Na última sexta-feira, o ministro do Supremo Tribunal Federal (STF), negou o pedido requerido pelo procurador-geral da República, Augusto Aras, para que o senhor presidente da República, Jair Bolsonaro prestasse seus esclarecimentos por escrito, referentes ao Inquérito (INQ) 4831, que apura suposta interferência na Polícia Federal. O presidente Bolsonaro disse anteriormente que não via nenhum problema em fazer suas manifestações por via escrita ou oralmente.
Para nós operadores do direito e analistas, a justificativa do ministro Celso de Mello possui situações processuais “inovadoras” que devem ser criteriosamente analisadas.
A primeira situação diz respeito ao afastamento do ministro, que por problemas de saúde encontra-se fora de suas atividades desde 19/08/2020. Porém no próprio ato decisório, já sabendo dos questionamentos de sua decisão proferida em 11/09/2020, no período que se encontra ainda afastado, justificou que sua decisão estava pronta desde o dia 18/08/2020, faltando somente colocar sua assinatura, porém há que se ver o dia em que foi requerido o afastamento?
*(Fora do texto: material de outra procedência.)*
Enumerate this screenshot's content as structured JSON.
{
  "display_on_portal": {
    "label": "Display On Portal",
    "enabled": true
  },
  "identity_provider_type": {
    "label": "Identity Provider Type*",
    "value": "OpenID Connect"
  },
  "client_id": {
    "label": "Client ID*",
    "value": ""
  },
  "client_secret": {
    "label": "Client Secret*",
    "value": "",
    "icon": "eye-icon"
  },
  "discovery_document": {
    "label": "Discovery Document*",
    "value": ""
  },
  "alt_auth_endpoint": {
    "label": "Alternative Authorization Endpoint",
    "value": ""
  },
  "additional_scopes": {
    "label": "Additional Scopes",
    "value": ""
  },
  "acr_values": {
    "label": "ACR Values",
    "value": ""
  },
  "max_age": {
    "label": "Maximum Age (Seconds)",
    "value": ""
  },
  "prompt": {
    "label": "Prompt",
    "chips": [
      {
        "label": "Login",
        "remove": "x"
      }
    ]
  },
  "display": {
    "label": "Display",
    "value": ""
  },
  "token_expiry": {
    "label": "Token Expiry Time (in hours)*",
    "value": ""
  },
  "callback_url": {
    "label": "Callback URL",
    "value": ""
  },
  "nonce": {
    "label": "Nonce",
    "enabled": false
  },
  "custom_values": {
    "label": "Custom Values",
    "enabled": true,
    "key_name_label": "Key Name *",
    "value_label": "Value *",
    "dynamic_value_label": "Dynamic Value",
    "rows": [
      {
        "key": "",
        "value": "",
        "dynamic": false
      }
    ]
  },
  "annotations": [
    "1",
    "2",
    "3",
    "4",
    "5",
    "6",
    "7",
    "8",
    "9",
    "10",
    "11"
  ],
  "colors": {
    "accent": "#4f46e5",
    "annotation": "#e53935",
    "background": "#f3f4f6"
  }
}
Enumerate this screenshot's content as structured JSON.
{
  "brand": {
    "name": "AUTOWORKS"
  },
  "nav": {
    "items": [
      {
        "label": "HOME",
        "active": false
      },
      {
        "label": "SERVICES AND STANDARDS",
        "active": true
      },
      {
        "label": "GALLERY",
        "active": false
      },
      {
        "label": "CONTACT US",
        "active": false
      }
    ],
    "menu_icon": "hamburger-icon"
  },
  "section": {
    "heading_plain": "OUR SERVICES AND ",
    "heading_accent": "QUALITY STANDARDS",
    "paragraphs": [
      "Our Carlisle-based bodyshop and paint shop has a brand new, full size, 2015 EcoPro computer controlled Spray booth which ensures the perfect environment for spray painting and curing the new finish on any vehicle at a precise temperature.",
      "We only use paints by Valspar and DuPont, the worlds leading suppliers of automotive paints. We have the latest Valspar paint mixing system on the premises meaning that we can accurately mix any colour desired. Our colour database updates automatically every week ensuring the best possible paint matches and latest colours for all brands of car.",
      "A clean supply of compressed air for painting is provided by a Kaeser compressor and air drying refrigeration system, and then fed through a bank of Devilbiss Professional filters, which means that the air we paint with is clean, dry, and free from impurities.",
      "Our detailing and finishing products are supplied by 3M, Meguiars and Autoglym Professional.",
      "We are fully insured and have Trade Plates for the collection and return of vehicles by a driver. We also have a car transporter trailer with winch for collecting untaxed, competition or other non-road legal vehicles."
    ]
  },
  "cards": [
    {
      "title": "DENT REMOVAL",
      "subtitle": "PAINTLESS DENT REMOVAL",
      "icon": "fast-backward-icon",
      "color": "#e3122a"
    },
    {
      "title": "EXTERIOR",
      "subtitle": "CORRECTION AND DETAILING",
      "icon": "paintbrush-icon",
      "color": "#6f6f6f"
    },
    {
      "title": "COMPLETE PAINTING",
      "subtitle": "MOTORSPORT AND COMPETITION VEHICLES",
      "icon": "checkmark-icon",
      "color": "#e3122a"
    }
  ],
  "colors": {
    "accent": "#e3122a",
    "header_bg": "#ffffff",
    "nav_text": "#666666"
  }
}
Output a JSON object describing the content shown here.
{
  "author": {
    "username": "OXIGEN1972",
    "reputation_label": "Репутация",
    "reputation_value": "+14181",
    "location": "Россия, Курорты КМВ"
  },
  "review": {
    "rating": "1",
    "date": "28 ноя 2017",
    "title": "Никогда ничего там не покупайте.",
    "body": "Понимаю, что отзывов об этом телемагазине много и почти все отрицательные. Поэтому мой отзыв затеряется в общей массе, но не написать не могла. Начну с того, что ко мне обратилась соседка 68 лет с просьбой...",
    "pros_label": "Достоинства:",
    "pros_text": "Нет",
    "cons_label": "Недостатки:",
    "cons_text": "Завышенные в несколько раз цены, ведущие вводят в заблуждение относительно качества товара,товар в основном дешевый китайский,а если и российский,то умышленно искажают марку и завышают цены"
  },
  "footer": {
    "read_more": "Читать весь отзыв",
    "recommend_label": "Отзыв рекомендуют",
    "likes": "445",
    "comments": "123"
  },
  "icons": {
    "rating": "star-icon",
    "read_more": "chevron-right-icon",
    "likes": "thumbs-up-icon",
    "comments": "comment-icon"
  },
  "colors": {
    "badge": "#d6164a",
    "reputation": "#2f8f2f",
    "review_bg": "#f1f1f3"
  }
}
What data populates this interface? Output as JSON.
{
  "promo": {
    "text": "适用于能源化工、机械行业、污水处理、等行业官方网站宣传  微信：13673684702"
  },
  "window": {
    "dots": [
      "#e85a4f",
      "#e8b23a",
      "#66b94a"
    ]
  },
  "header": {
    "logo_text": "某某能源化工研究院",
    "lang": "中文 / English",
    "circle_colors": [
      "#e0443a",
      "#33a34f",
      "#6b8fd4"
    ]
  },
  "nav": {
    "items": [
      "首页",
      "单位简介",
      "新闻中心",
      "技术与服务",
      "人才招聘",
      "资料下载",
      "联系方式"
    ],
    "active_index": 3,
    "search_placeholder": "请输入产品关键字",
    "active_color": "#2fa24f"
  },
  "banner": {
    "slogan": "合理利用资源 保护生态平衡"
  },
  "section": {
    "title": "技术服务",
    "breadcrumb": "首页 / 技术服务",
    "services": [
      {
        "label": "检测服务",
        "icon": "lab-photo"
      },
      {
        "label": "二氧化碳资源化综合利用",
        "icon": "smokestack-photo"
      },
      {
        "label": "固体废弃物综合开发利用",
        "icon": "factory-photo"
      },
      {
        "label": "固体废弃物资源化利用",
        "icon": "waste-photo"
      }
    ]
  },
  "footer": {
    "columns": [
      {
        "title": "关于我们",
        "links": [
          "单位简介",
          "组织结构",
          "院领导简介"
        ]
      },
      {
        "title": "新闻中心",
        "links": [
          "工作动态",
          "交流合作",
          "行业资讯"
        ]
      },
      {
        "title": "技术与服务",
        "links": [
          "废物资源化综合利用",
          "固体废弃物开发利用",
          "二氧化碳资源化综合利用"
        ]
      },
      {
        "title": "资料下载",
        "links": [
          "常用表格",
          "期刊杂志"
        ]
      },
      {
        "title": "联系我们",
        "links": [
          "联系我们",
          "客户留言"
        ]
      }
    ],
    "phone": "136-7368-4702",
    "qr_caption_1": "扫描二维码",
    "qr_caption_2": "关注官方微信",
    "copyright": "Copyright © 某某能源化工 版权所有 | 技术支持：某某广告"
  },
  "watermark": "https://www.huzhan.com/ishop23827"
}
Ora com todo nosso respeito ao ministro, essa justificativa não pode prevalecer, pois uma vez afastado, mesmo invocando o artigo 71, §2º da Lei Orgânica da Magistratura Nacional, ficará sempre a dúvida de tal decisão, pois nem sequer tinha condições de saúde para comparecer a posse do novo presidente do STF no dia anterior (10/09/2020).
Outro ponto que deve ser analisado trata do artigo 221, caput e § 1º do Código de Processo Penal que dá a prerrogativa as autoridades ali elencadas de optarem pela prestação de depoimentos por escrito. O ministro ao afirmar que: “A norma legal somente concede o benefício especial de depoimento por escrito aos chefes dos Três Poderes da República que figurem como testemunhas ou vítimas, não, porém, quando ostentem a condição de investigados ou de réus”.Dá uma interpretação totalmente diferente a redação do Código, pois a redação do artigo é clara geral e não impõe nenhuma restrição a casos específicos. Onde é que está escrito que na condição de investigado ou réu os chefes dos três Poderes não podem utilizar-se de tal direito? A interpretação que está sendo dada, em nada condiz com o espírito da lei firmada no Código de Processo Penal.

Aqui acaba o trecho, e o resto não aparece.